At about 9, I changed and nursed a surprisingly fussy little girl. When I lifted her to my shoulder to burp, I was pleased to hear a big one. And then I felt something warm run DOWN. MY. BACK. Oh, and wait. In my hair. All over my pillow. All over the sheets. I wiped everything off and got dressed. Then I brushed out my solidified hair. Whatever. I think part of being a mommy is that you smell like barf most of the time. Still, there's nothing like a little barf in your butt-crack first thing in the morning, right?
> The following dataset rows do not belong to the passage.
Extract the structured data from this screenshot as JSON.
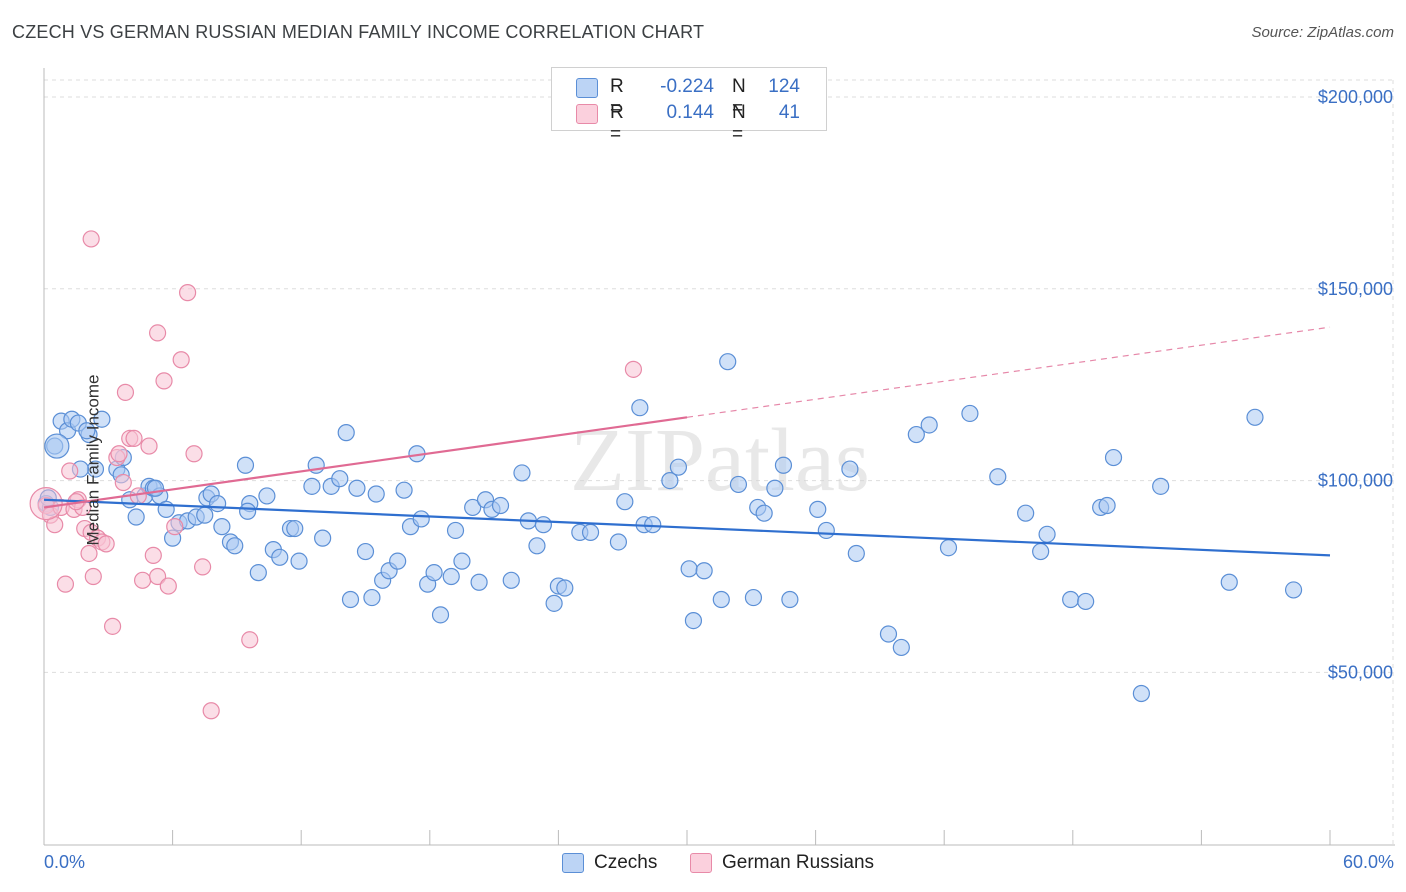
{
  "title": "CZECH VS GERMAN RUSSIAN MEDIAN FAMILY INCOME CORRELATION CHART",
  "source": "Source: ZipAtlas.com",
  "watermark": "ZIPatlas",
  "legend": {
    "rows": [
      {
        "r_label": "R =",
        "r_value": "-0.224",
        "n_label": "N =",
        "n_value": "124"
      },
      {
        "r_label": "R =",
        "r_value": "0.144",
        "n_label": "N =",
        "n_value": "41"
      }
    ]
  },
  "bottom_legend": {
    "series_a": "Czechs",
    "series_b": "German Russians"
  },
  "colors": {
    "czech_fill": "#a9c8f2",
    "czech_stroke": "#5b8fd6",
    "czech_line": "#2f6fcf",
    "gr_fill": "#f8c2d3",
    "gr_stroke": "#e88aa8",
    "gr_line": "#e06a93",
    "axis_text": "#3a6fc4",
    "grid": "#dddddd"
  },
  "chart_data": {
    "type": "scatter",
    "title": "CZECH VS GERMAN RUSSIAN MEDIAN FAMILY INCOME CORRELATION CHART",
    "xlabel": "",
    "ylabel": "Median Family Income",
    "xlim": [
      0,
      60
    ],
    "ylim": [
      5000,
      210000
    ],
    "x_tick_labels": [
      "0.0%",
      "60.0%"
    ],
    "y_ticks": [
      50000,
      100000,
      150000,
      200000
    ],
    "y_tick_labels": [
      "$50,000",
      "$100,000",
      "$150,000",
      "$200,000"
    ],
    "grid": true,
    "series": [
      {
        "name": "Czechs",
        "r": -0.224,
        "n": 124,
        "trend": {
          "x0": 0,
          "y0": 95000,
          "x1": 60,
          "y1": 80500
        },
        "points": [
          [
            0.5,
            109000
          ],
          [
            0.8,
            115500
          ],
          [
            1.1,
            113000
          ],
          [
            1.3,
            116000
          ],
          [
            1.6,
            115000
          ],
          [
            2.1,
            112000
          ],
          [
            2.4,
            103000
          ],
          [
            2.7,
            116000
          ],
          [
            3.4,
            103000
          ],
          [
            3.6,
            101500
          ],
          [
            3.7,
            106000
          ],
          [
            4.0,
            95000
          ],
          [
            4.3,
            90500
          ],
          [
            4.7,
            96000
          ],
          [
            4.9,
            98500
          ],
          [
            5.1,
            98000
          ],
          [
            5.4,
            96000
          ],
          [
            5.7,
            92500
          ],
          [
            6.0,
            85000
          ],
          [
            6.3,
            89000
          ],
          [
            6.7,
            89500
          ],
          [
            7.1,
            90500
          ],
          [
            7.5,
            91000
          ],
          [
            7.6,
            95500
          ],
          [
            7.8,
            96500
          ],
          [
            8.1,
            94000
          ],
          [
            8.3,
            88000
          ],
          [
            8.7,
            84000
          ],
          [
            8.9,
            83000
          ],
          [
            9.4,
            104000
          ],
          [
            9.6,
            94000
          ],
          [
            10.0,
            76000
          ],
          [
            10.4,
            96000
          ],
          [
            10.7,
            82000
          ],
          [
            11.0,
            80000
          ],
          [
            11.5,
            87500
          ],
          [
            11.7,
            87500
          ],
          [
            11.9,
            79000
          ],
          [
            12.5,
            98500
          ],
          [
            12.7,
            104000
          ],
          [
            13.0,
            85000
          ],
          [
            13.4,
            98500
          ],
          [
            13.8,
            100500
          ],
          [
            14.1,
            112500
          ],
          [
            14.3,
            69000
          ],
          [
            14.6,
            98000
          ],
          [
            15.0,
            81500
          ],
          [
            15.3,
            69500
          ],
          [
            15.5,
            96500
          ],
          [
            15.8,
            74000
          ],
          [
            16.1,
            76500
          ],
          [
            16.5,
            79000
          ],
          [
            16.8,
            97500
          ],
          [
            17.1,
            88000
          ],
          [
            17.4,
            107000
          ],
          [
            17.6,
            90000
          ],
          [
            17.9,
            73000
          ],
          [
            18.2,
            76000
          ],
          [
            18.5,
            65000
          ],
          [
            19.0,
            75000
          ],
          [
            19.2,
            87000
          ],
          [
            19.5,
            79000
          ],
          [
            20.0,
            93000
          ],
          [
            20.3,
            73500
          ],
          [
            20.6,
            95000
          ],
          [
            20.9,
            92500
          ],
          [
            21.3,
            93500
          ],
          [
            21.8,
            74000
          ],
          [
            22.3,
            102000
          ],
          [
            22.6,
            89500
          ],
          [
            23.0,
            83000
          ],
          [
            23.3,
            88500
          ],
          [
            23.8,
            68000
          ],
          [
            24.0,
            72500
          ],
          [
            24.3,
            72000
          ],
          [
            25.0,
            86500
          ],
          [
            25.5,
            86500
          ],
          [
            26.8,
            84000
          ],
          [
            27.1,
            94500
          ],
          [
            27.8,
            119000
          ],
          [
            28.0,
            88500
          ],
          [
            28.4,
            88500
          ],
          [
            29.2,
            100000
          ],
          [
            29.6,
            103500
          ],
          [
            30.1,
            77000
          ],
          [
            30.3,
            63500
          ],
          [
            30.8,
            76500
          ],
          [
            31.6,
            69000
          ],
          [
            31.9,
            131000
          ],
          [
            32.4,
            99000
          ],
          [
            33.1,
            69500
          ],
          [
            33.3,
            93000
          ],
          [
            33.6,
            91500
          ],
          [
            34.1,
            98000
          ],
          [
            34.5,
            104000
          ],
          [
            34.8,
            69000
          ],
          [
            36.1,
            92500
          ],
          [
            36.5,
            87000
          ],
          [
            37.6,
            103000
          ],
          [
            37.9,
            81000
          ],
          [
            39.4,
            60000
          ],
          [
            40.0,
            56500
          ],
          [
            40.7,
            112000
          ],
          [
            41.3,
            114500
          ],
          [
            42.2,
            82500
          ],
          [
            43.2,
            117500
          ],
          [
            44.5,
            101000
          ],
          [
            45.8,
            91500
          ],
          [
            46.5,
            81500
          ],
          [
            46.8,
            86000
          ],
          [
            47.9,
            69000
          ],
          [
            48.6,
            68500
          ],
          [
            49.3,
            93000
          ],
          [
            49.6,
            93500
          ],
          [
            49.9,
            106000
          ],
          [
            51.2,
            44500
          ],
          [
            52.1,
            98500
          ],
          [
            55.3,
            73500
          ],
          [
            56.5,
            116500
          ],
          [
            58.3,
            71500
          ],
          [
            0.1,
            94000
          ],
          [
            0.3,
            93000
          ],
          [
            0.2,
            95500
          ],
          [
            1.7,
            103000
          ],
          [
            9.5,
            92000
          ],
          [
            5.2,
            98000
          ],
          [
            2.0,
            113000
          ]
        ]
      },
      {
        "name": "German Russians",
        "r": 0.144,
        "n": 41,
        "trend": {
          "x0": 0,
          "y0": 93000,
          "x1": 30,
          "y1": 116500
        },
        "trend_extended": {
          "x0": 30,
          "y0": 116500,
          "x1": 60,
          "y1": 140000
        },
        "points": [
          [
            0.1,
            93500
          ],
          [
            0.3,
            91000
          ],
          [
            0.5,
            88500
          ],
          [
            0.8,
            93000
          ],
          [
            1.0,
            73000
          ],
          [
            1.2,
            102500
          ],
          [
            1.4,
            92500
          ],
          [
            1.6,
            95000
          ],
          [
            1.8,
            93000
          ],
          [
            1.9,
            87500
          ],
          [
            2.1,
            81000
          ],
          [
            2.2,
            86500
          ],
          [
            2.3,
            75000
          ],
          [
            2.5,
            85000
          ],
          [
            2.7,
            84000
          ],
          [
            2.9,
            83500
          ],
          [
            3.2,
            62000
          ],
          [
            3.4,
            106000
          ],
          [
            3.5,
            107000
          ],
          [
            3.7,
            99500
          ],
          [
            3.8,
            123000
          ],
          [
            4.0,
            111000
          ],
          [
            4.2,
            111000
          ],
          [
            4.4,
            96000
          ],
          [
            4.6,
            74000
          ],
          [
            4.9,
            109000
          ],
          [
            5.1,
            80500
          ],
          [
            5.3,
            75000
          ],
          [
            5.6,
            126000
          ],
          [
            5.8,
            72500
          ],
          [
            6.1,
            88000
          ],
          [
            6.4,
            131500
          ],
          [
            6.7,
            149000
          ],
          [
            7.0,
            107000
          ],
          [
            7.4,
            77500
          ],
          [
            7.8,
            40000
          ],
          [
            9.6,
            58500
          ],
          [
            2.2,
            163000
          ],
          [
            5.3,
            138500
          ],
          [
            27.5,
            129000
          ],
          [
            1.5,
            94500
          ]
        ]
      }
    ]
  }
}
New mothers often wonder why babies cry so much, and can't sleep for long stretches without requiring their parents' input. I don't wonder anymore. I know why. Babies require regular input because mothers must not be allowed to sleep for long periods of time. Certainly they must never be allowed to sleep and sleep until they have enough and are fully rested. And this is why: If a mother allowed her body to sleep until it woke up of its own accord, she would starve to death.
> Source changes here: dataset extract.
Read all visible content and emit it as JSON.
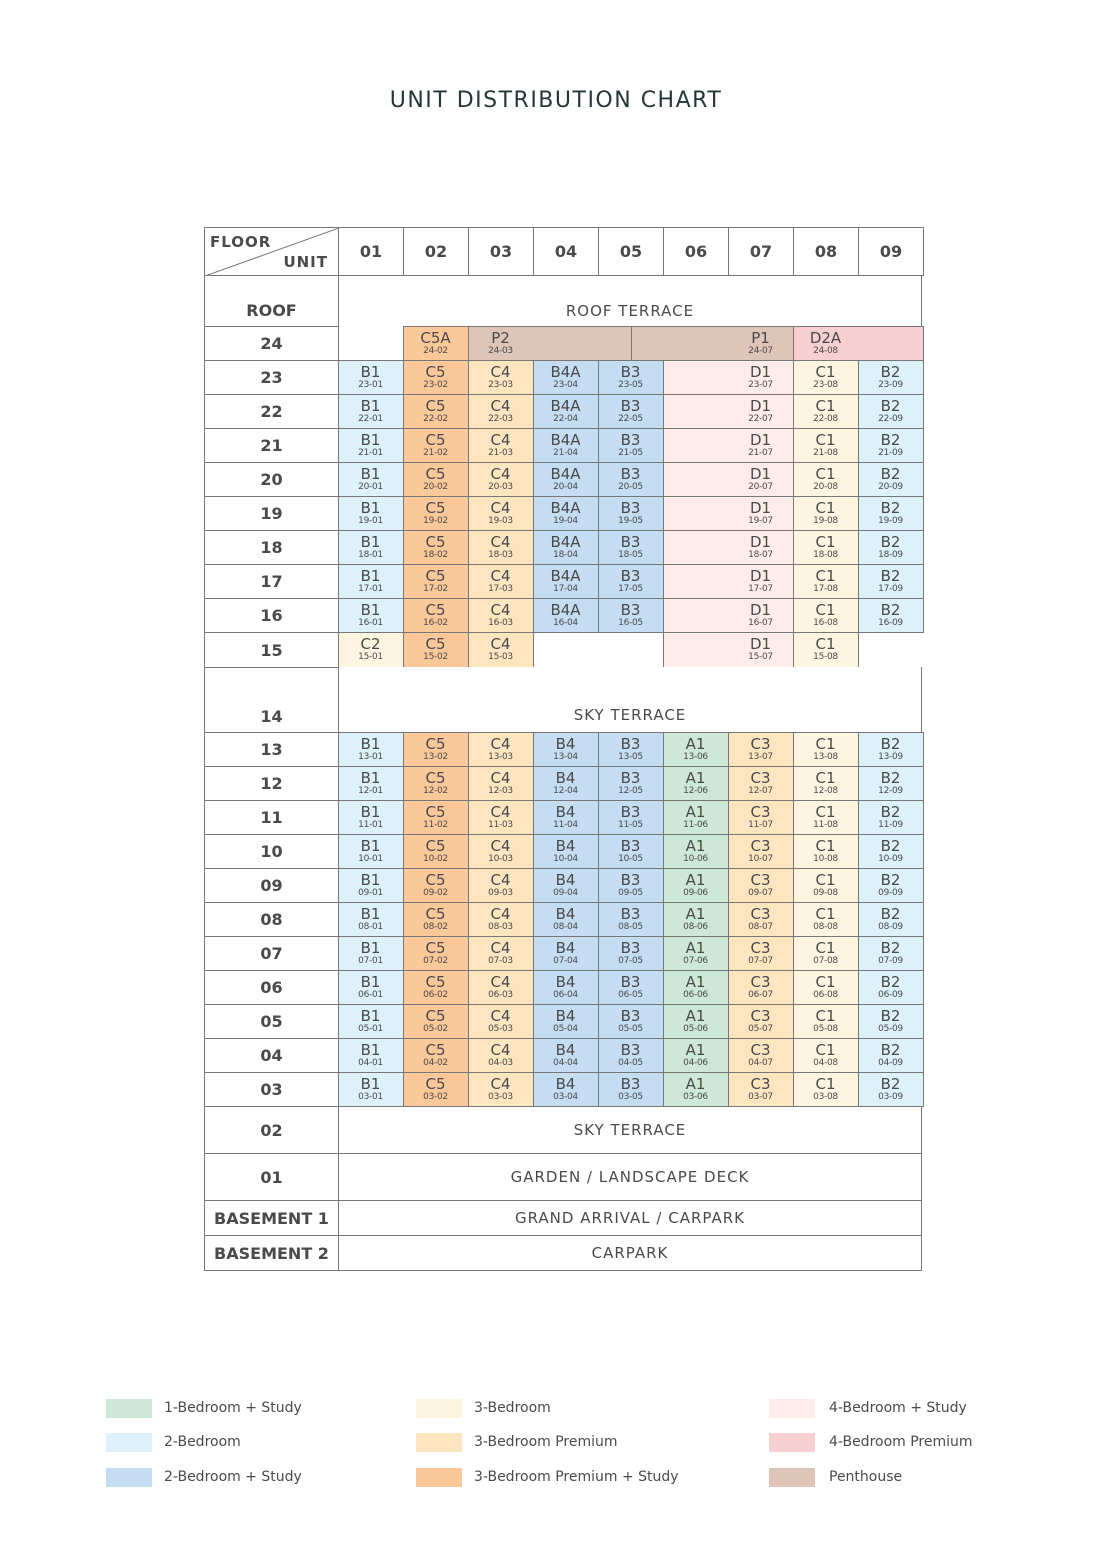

There is a pickle on my bed-side table. (Yeah! Go on and digest that, internets!) The baby, she likes her pickles, so she does. The other day, we went upstairs for her nap and I found clutched in her little hand, a grimy pickle. I removed it and uhm, it's still on my nightstand. Albeit a tiny, tiny bit shriveled. (Am thinking of keeping it. And naming it Ernie. Maybe I'll knit it a wee sweater.)